57 As post-Deut 34 and post-Pg: Frevel, Mit Blick, 378; or with Num. 1–10* as a post-PentR theokratischen Bearbeitung to perfect the Torah: Achenbach, Vollendung, 629–38 (he used the Engl. “perfect” rather than “complete” at the 2018 EABS/SBL meeting in Helsinki).

58 See Knohl, Sanctuary, 180-86.

59 Is this an allusion to the non-P story of human disobedience resulting in death (Gen 2:16-17; 3:3-5, 19, 22–24; cf. Rom 5:12)?

60 See Simeon Chavel, Oracular Law and Priestly Historiography in the Torah, FAT 2/71, Tübingen (Mohr Siebeck) 2014, 196-256.

61 Frevel, The Book of Numbers - Formation, Composition, and Interpretation of a Late Part of the Torah. Some Introductory Remarks, in: Torah and the Book of Numbers, 24-31; Achenbach, Die Vollendung, 571-3; Seebass, Numeri, 452, 460. Itamar Kislev, followed by Albertz (Pentateuchal Redaction, 226), shows how 36:1-12 transfers the inheritance dispute of 27:1-11 from the level of the clan to that of the tribe: Numbers 36:1-12: Innovation and Interpretation, ZAW 122 (2010), 249-259.

62 E.g.: Gen 2:24; 24; 28-29; 34; 38; Num 12:1; Deut 22:13; 24:1.

63 The phrase reads formally: “to the one that is good in their eyes, let them become wives. Only to the clan of their father's tribe, let them become wives” (לטוב בעיניהם תהיינה לנשׁים אך למשׁפחת מטה אביהם תהיינהלנשׁים).

64 The anthropology of Gen 1:27 also comes to mind “…in the image of God he created them; male and female he created them” (בצלם אלהים ברא אתו זכר ונקבה ברא אתם) from the Gen 1:1–2:4a creation account, which Arnold (Holiness Preamble, 332–44) and Tucker (Holiness Composition, 35–44) have convincingly argued was formulated to serve as a Holiness preamble.

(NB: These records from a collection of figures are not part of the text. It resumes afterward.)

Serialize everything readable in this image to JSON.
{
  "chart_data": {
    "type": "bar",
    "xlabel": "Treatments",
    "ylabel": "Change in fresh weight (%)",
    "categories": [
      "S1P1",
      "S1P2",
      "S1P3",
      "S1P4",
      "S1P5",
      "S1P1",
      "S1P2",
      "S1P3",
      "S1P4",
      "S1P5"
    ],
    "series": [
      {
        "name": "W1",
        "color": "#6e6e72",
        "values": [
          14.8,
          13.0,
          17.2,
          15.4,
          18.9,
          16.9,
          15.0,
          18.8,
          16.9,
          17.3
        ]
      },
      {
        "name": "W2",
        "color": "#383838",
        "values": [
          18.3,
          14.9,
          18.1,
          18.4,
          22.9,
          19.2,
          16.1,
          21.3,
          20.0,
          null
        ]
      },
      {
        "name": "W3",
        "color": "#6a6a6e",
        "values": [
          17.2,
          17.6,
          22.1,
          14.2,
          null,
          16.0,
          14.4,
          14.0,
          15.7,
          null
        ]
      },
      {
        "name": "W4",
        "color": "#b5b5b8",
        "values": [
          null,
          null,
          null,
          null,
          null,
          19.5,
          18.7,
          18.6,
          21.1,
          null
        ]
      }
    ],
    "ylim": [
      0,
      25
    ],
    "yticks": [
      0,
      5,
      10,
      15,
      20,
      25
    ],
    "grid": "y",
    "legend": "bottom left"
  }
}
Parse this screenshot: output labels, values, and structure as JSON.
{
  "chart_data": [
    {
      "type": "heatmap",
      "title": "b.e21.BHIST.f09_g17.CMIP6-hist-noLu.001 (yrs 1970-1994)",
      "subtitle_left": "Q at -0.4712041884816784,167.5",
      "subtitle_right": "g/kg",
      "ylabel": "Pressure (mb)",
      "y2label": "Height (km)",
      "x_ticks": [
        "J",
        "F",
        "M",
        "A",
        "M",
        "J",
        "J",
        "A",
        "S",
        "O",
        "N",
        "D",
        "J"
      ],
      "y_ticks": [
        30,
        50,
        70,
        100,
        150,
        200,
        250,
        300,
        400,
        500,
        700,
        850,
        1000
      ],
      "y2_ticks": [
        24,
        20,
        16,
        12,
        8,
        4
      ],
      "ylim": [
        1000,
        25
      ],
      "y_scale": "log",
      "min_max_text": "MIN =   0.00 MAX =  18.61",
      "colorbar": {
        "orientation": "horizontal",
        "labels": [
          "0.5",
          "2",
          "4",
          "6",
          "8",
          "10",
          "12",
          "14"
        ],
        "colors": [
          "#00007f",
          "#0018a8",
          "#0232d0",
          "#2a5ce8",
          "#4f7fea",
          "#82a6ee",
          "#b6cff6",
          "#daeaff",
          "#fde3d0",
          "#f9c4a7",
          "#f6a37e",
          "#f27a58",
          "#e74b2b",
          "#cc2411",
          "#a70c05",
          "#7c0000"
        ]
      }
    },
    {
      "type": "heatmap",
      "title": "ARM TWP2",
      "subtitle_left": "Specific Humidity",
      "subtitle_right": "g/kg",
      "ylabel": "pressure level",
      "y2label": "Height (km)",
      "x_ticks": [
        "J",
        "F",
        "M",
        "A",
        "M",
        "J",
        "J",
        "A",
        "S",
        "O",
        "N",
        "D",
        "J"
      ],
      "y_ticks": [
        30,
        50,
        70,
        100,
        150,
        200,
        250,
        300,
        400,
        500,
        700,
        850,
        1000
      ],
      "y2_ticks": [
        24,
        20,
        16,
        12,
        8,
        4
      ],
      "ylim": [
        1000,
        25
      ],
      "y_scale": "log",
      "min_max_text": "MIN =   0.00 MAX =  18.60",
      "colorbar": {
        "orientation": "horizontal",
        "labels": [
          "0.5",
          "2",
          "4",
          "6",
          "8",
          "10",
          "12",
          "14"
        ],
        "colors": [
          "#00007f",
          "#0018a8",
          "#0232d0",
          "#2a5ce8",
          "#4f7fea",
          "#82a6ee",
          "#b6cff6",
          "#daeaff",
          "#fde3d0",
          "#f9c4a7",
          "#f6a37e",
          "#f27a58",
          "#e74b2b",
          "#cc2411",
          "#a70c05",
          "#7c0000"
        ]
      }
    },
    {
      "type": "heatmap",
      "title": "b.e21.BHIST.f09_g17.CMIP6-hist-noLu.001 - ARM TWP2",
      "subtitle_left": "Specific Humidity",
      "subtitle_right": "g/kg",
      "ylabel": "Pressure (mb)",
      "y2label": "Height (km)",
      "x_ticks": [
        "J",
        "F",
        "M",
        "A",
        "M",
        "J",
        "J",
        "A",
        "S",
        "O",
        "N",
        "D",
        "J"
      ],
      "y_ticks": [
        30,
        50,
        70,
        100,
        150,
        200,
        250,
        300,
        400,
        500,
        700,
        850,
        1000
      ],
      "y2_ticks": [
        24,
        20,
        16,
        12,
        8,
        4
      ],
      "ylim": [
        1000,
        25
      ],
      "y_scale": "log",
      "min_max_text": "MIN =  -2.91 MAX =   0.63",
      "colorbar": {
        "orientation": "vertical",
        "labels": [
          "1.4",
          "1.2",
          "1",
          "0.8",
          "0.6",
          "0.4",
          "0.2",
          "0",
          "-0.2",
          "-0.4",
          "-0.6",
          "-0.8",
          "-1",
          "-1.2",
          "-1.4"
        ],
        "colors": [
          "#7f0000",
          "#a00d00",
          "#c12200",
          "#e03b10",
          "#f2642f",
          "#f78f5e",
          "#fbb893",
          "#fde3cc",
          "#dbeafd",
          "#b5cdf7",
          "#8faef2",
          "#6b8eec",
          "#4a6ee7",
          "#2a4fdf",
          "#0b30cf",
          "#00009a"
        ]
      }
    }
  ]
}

65 Accurately Frevel (Numbers, 29) observes, “Yes, there are some peculiarities, but the compositional argument, the clear relatedness of Num 36 to Num 27, and the legal adjustment that grows out of the condition that tenure and tribe belong together, may imply the same literary level.”

66 From these Daughters of Zelophehad scenes, we may assign to PentR only Num 36:(10)11–12, which can function successfully as a replacement for the fulfillment in Josh 17:3–4.